If your dog is safe to lift, start by looping one arm under your pet’s neck.

Grab the shoulder on the side opposite you to secure your grip. Then wrap your other arm around your dog’s hind end, just below their tail.

In some cases, picking up a large dog may be a two-person job. Having two people to pick up a large dog can reduce the risk of injury to your dog and those doing the lifting.

When performing a two-person lift, make sure both people are on the same side of the dog.

One person will focus on the dog’s front end and will wrap one arm under the pet’s neck, just like the one-person lift. This person’s other arm will be placed under the chest, just behind the front legs.

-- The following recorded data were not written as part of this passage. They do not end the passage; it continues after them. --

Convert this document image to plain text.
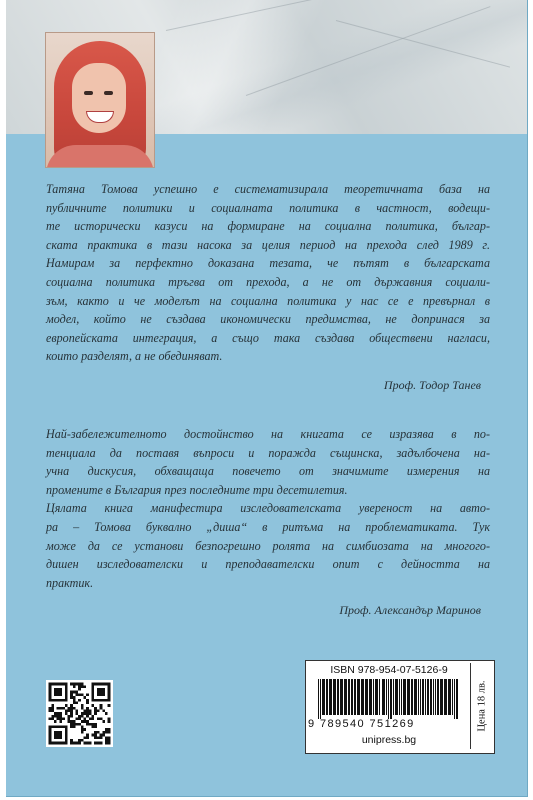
Татяна Томова успешно е систематизирала теоретичната база на
публичните политики и социалната политика в частност, водещи-
те исторически казуси на формиране на социална политика, българ-
ската практика в тази насока за целия период на прехода след 1989 г.
Намирам за перфектно доказана тезата, че пътят в българската
социална политика тръгва от прехода, а не от държавния социали-
зъм, както и че моделът на социална политика у нас се е превърнал в
модел, който не създава икономически предимства, не допринася за
европейската интеграция, а също така създава обществени нагласи,
които разделят, а не обединяват.
Проф. Тодор Танев
Най-забележителното достойнство на книгата се изразява в по-
тенциала да поставя въпроси и поражда същинска, задълбочена на-
учна дискусия, обхващаща повечето от значимите измерения на
промените в България през последните три десетилетия.
Цялата книга манифестира изследователската увереност на авто-
ра – Томова буквално „диша“ в ритъма на проблематиката. Тук
може да се установи безпогрешно ролята на симбиозата на многого-
дишен изследователски и преподавателски опит с дейността на
практик.
Проф. Александър Маринов
ISBN 978-954-07-5126-9
9 789540 751269
unipress.bg
Цена 18 лв.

The second person will support the dog’s hind end. This person will wrap one arm under the dog’s belly, just in front of the dog’s hind legs. The other arm will loop around the dog’s back legs just under the tail.

A countdown is usually helpful to make sure both people lift at the same time. Remember to lift with your knees to avoid putting excess strain on your back.

How to Carry a Dog

Once you have successfully picked up your dog, there are a few options for how to carry them. If you have followed the above tips, your grip doesn’t have to change.

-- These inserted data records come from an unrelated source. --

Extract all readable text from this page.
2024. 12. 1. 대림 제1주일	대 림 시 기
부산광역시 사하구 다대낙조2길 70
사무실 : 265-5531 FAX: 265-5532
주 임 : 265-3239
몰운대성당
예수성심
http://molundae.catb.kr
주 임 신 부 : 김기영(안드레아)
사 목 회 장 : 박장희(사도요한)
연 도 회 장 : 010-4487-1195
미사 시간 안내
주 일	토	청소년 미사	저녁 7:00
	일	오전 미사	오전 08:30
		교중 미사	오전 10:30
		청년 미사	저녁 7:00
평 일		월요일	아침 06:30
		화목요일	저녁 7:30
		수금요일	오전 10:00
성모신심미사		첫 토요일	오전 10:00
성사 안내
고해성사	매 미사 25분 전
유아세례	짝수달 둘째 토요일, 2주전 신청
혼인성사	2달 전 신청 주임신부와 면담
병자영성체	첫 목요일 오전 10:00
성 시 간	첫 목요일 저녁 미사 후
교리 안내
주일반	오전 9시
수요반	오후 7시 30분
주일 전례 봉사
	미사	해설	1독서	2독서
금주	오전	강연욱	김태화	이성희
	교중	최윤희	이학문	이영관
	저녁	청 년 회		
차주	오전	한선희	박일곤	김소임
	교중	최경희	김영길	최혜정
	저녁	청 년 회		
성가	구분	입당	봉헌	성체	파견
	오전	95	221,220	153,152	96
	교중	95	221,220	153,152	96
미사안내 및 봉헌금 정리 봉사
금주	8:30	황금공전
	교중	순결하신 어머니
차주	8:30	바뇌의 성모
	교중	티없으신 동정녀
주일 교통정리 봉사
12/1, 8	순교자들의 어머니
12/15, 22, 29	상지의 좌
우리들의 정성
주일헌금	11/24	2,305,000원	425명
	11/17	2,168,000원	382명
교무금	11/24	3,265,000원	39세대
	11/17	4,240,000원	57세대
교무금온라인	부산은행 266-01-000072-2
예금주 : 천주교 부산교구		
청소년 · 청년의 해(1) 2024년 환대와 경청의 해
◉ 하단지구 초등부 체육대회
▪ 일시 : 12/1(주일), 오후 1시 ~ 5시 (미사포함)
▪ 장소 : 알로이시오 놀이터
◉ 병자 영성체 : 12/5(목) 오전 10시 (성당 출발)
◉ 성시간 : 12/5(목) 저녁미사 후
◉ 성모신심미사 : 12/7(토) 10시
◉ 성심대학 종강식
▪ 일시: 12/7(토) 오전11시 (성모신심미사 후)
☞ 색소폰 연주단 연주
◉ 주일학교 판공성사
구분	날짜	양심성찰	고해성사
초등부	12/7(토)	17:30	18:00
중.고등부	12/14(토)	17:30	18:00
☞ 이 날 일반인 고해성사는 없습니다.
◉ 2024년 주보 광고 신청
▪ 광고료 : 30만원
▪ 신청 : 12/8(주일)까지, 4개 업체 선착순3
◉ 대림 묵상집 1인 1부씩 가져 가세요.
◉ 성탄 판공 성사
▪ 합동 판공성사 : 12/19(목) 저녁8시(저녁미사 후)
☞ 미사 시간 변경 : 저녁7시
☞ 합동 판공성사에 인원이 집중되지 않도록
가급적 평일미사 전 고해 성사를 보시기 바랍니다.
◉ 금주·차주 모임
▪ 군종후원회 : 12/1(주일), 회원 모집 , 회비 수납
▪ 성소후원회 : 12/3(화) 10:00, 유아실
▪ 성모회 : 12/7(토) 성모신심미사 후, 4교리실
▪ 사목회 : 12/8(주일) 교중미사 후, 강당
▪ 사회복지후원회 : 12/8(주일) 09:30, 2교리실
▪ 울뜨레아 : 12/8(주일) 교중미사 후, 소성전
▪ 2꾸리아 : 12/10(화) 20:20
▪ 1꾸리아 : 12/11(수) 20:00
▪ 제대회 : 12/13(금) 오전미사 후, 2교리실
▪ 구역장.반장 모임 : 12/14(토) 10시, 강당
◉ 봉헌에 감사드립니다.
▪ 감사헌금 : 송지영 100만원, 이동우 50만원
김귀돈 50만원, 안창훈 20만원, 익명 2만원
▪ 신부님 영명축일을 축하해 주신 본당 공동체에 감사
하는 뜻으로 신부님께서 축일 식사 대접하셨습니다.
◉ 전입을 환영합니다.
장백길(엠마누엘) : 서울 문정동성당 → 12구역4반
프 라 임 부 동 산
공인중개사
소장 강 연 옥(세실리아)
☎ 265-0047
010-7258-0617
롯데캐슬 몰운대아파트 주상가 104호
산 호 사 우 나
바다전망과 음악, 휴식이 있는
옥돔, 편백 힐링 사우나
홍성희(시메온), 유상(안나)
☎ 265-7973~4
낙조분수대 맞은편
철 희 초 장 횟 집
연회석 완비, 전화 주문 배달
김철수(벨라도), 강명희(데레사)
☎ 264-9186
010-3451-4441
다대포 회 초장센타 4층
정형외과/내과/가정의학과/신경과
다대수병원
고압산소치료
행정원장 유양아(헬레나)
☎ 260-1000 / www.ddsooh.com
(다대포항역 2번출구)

The most important thing when carrying your dog is to make sure they are secure. The closer you can hold your dog to your body, the more control you have.

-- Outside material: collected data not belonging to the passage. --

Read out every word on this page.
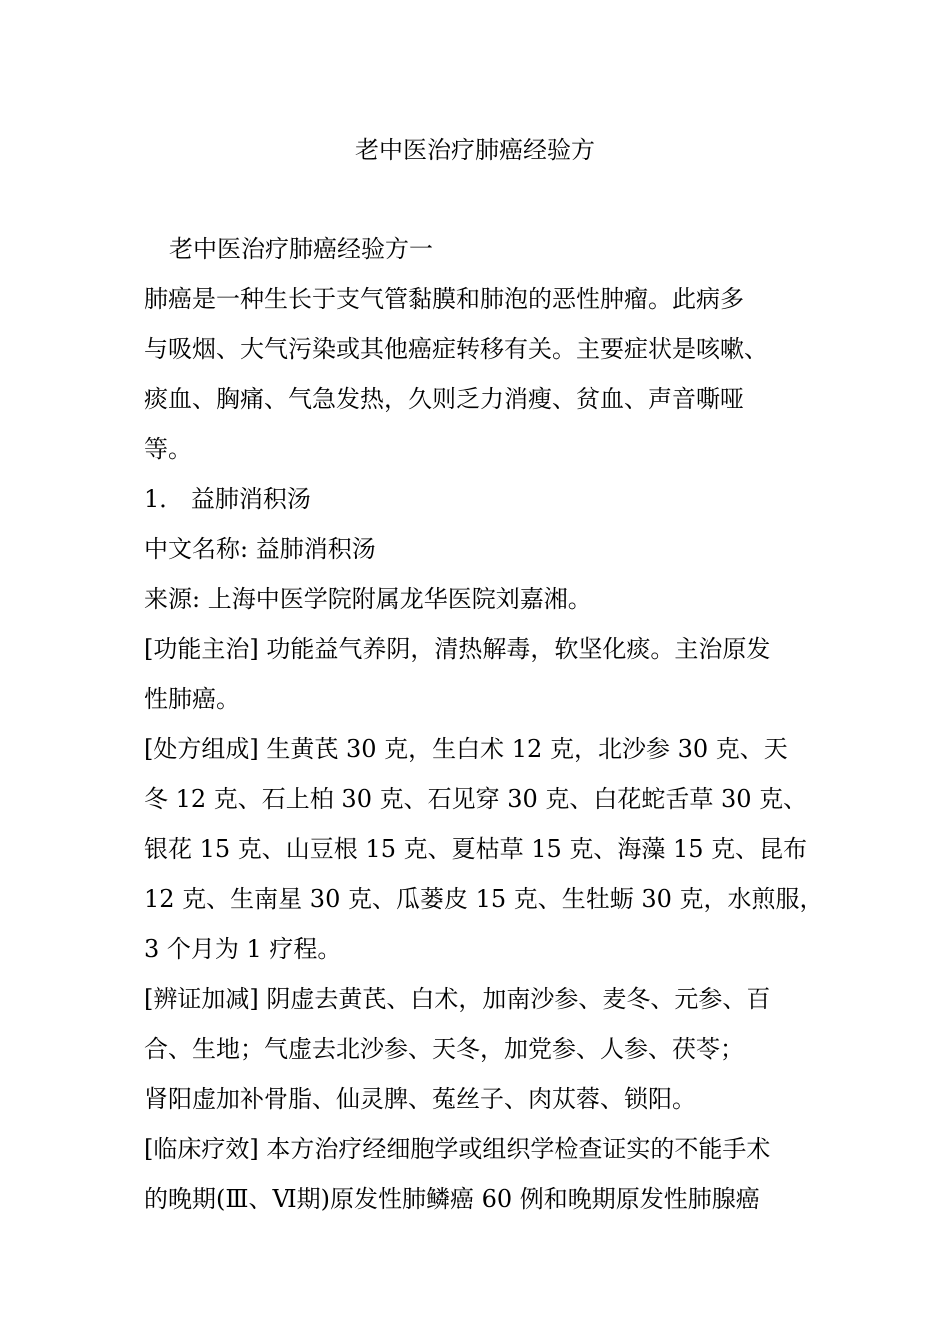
老中医治疗肺癌经验方
老中医治疗肺癌经验方一
肺癌是一种生长于支气管黏膜和肺泡的恶性肿瘤。此病多
与吸烟、大气污染或其他癌症转移有关。主要症状是咳嗽、
痰血、胸痛、气急发热，久则乏力消瘦、贫血、声音嘶哑
等。
1． 益肺消积汤
中文名称: 益肺消积汤
来源: 上海中医学院附属龙华医院刘嘉湘。
[功能主治] 功能益气养阴，清热解毒，软坚化痰。主治原发
性肺癌。
[处方组成] 生黄芪 30 克，生白术 12 克，北沙参 30 克、天
冬 12 克、石上柏 30 克、石见穿 30 克、白花蛇舌草 30 克、
银花 15 克、山豆根 15 克、夏枯草 15 克、海藻 15 克、昆布
12 克、生南星 30 克、瓜蒌皮 15 克、生牡蛎 30 克，水煎服，
3 个月为 1 疗程。
[辨证加减] 阴虚去黄芪、白术，加南沙参、麦冬、元参、百
合、生地；气虚去北沙参、天冬，加党参、人参、茯苓；
肾阳虚加补骨脂、仙灵脾、菟丝子、肉苁蓉、锁阳。
[临床疗效] 本方治疗经细胞学或组织学检查证实的不能手术
的晚期(Ⅲ、Ⅵ期)原发性肺鳞癌 60 例和晚期原发性肺腺癌
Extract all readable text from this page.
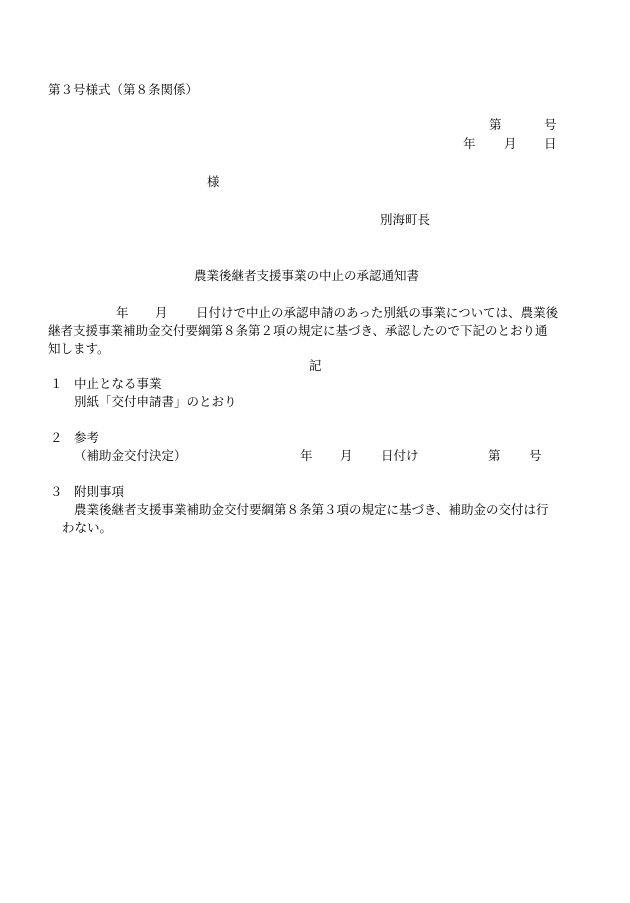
第３号様式（第８条関係）
第	号
年 月 日
様
別海町長
農業後継者支援事業の中止の承認通知書
年 月 日付けで中止の承認申請のあった別紙の事業については、農業後
継者支援事業補助金交付要綱第８条第２項の規定に基づき、承認したので下記のとおり通
知します。
記
１ 中止となる事業
別紙「交付申請書」のとおり
２ 参考
（補助金交付決定）	年 月 日付け	第 号
３ 附則事項
農業後継者支援事業補助金交付要綱第８条第３項の規定に基づき、補助金の交付は行
わない。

For smaller dogs, you may be able to carry your dog with one arm. To do this, place your dominant arm over your dog’s back and get a firm grip under their chest.

Use your forearm and elbow to secure the dog against your body. This position is often referred to as the football hold because it resembles how a football player secures a football.

Mistakes to Avoid

• Don’t lift your pup by their scruff

Although dogs often pick up puppies by their scruff, this is not an appropriate way for you to pick up a dog of any age or size.

Avoid letting the hind end dangle

When picking up and carrying your dog, always make sure their hind end is supported. When the rear end is left to dangle, it can be very uncomfortable.

• Don’t lift your pup like a small child

carrying dog like a small child

DO NOT pick up a dog like in the photo

Another common mistake when picking up dogs is to grab them underneath their front arms. This technique is similar to how most children are picked up and is a more common issue with small dogs.

Not only can this be uncomfortable for your pet, but it can also cause injury to your dog’s shoulders.

• Be careful with certain pups

You should be careful with fractious, nervous, or aggressive dogs. In other words, don’t pick up a dog who doesn’t want to be picked up, or this may result in the dog and/or the person getting seriously injured.


Many pet owners pick up their dogs without thinking much about it. However, there is a correct way to pick up and carry your dog.

Proper techniques are essential to keeping both you and your pet safe. It can also reduce the risk of you getting hurt in the process.

I hope you will use the tips in this article to help improve your lifting technique and dog handling skills.